La route à quatre voies toute neuve est somptueuse et traverse des forêts de sapins droits et drus comme des piquets. Sur la photo satellite la région est truffée de mines à ciel ouvert mais depuis le sol on ne voit rien.
Loket.
On fait un détour par le village perché de Loket : Elbogen. Le coude quoi. Comme dirait, l’autre Loket ça vaut le coude. Jolie place avec une grosse colonne de la Trinité. Un hôtel-resto ou Goethe séjourna à sept reprise, comme l’atteste un plaque sur la façade, accueille un mariage. L’atmosphère est saturée par la musique de bal populaire. Une énorme Lincoln est échouée devant l’hôtel, un énorme bouquet de mariés sur le capot. Ça pourrait presque être une gerbe de corbillard. L’arrière de l’hôtel est nettement moins rutilant. Owa ouille, Unta pfoui comme disait Mammy. La peinture verdâtre s’écaille par endroits.

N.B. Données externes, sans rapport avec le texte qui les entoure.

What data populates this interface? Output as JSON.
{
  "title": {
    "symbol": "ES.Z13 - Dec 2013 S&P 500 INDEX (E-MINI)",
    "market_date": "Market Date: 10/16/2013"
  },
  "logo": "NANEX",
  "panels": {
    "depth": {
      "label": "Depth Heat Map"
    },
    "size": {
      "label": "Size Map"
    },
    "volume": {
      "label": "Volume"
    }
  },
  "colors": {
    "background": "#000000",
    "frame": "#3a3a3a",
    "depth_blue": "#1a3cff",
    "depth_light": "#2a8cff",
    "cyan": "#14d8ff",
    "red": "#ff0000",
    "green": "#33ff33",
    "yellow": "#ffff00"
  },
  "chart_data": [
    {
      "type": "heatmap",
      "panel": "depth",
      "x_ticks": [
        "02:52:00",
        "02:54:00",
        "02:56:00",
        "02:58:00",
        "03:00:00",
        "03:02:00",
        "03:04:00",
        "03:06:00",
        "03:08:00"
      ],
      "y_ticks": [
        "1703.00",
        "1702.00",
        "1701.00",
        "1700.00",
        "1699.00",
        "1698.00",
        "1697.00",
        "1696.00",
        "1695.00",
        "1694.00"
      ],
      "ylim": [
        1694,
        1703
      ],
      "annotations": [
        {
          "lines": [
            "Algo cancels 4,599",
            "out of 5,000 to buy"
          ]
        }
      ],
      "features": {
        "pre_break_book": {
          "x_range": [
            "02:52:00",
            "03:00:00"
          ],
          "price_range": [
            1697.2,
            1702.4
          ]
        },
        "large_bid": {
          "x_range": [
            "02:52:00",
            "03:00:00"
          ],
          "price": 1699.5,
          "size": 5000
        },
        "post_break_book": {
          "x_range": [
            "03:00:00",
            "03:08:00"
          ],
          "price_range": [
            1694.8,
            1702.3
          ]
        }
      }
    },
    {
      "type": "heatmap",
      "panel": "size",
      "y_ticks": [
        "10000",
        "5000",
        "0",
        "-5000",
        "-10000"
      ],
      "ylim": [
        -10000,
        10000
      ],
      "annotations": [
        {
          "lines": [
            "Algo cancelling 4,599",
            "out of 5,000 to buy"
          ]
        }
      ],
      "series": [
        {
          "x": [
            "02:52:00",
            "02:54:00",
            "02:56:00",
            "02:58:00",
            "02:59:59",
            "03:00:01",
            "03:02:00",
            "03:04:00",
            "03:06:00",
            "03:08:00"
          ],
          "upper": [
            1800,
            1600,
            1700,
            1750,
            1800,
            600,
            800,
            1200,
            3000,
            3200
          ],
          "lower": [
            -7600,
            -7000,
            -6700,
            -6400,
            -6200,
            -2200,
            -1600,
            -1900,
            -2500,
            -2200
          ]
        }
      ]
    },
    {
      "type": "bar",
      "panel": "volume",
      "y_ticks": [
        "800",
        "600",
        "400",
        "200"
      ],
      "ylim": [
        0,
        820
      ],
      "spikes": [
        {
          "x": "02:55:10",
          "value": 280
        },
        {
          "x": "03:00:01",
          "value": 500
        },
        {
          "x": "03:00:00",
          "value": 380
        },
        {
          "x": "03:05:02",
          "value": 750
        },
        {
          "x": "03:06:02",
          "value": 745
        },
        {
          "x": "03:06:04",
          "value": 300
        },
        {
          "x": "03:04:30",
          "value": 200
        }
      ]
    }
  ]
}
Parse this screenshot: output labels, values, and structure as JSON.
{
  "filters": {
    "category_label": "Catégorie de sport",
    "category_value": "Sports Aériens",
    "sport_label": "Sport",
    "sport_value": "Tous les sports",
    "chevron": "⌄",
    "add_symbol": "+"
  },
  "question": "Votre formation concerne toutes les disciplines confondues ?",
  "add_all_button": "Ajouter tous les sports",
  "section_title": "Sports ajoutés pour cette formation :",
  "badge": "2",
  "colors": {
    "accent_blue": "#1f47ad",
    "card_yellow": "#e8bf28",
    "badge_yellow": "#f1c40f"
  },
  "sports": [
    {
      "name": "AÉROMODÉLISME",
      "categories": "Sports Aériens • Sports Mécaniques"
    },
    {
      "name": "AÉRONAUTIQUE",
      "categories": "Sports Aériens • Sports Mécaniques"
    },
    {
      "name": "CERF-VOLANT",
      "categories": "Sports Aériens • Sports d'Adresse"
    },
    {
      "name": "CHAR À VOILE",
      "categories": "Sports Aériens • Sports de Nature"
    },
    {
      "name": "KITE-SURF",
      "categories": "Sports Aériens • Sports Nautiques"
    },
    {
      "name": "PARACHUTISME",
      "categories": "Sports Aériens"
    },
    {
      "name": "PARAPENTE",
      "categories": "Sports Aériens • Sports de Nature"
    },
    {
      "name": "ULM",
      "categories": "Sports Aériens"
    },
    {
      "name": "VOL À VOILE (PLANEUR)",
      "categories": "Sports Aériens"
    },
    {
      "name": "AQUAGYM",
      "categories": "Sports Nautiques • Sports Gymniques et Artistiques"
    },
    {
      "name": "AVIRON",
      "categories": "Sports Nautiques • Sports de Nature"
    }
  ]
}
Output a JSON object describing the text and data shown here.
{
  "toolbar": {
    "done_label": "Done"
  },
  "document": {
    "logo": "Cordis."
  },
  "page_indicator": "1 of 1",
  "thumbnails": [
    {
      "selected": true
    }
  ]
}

Nous faisons un petit tour au château médiéval qui domine de toute sa masse le village. C’est Haut-Koenigsbourg-esque. Il paraît que ça a récemment servi de décor à un film genre 007. Ça peut se concevoir, c’est charmant.
De l’animation à Carlsbad.
Les nuages se dissipent lentement. Il est l’heure de trouver un stop pour la nuit. Premier essai pas concluant. Puis un second nous conduit dans un ancien camping désaffecté avec des baraques noires style « Lager » du pire effet. Le jour décline. Pourtant le GPS s’obstine à indiquer une halte à 200 m de là. Effectivement au bout de la route il y a une magnifique bâtisse à colombages de style bohémien qui affiche un panonceau «Camp Hôtel». Mais pas de caravane, ni de camping-car, ni de clients en vue. On fait demi-tour pour aller vers un troisième site indiqué à 18 km… 18 km !
J’insiste pour qu’on aille au moins se renseigner au fameux «Camp Hôtel», et là Monsieur Père pris d’une colère aussi subite qu’inattendue, fait un demi-tour digne de Starsky et Hutch. Oui mais Starsky et Hutch eux ne conduisaient pas un camion de 3 t 5 !!!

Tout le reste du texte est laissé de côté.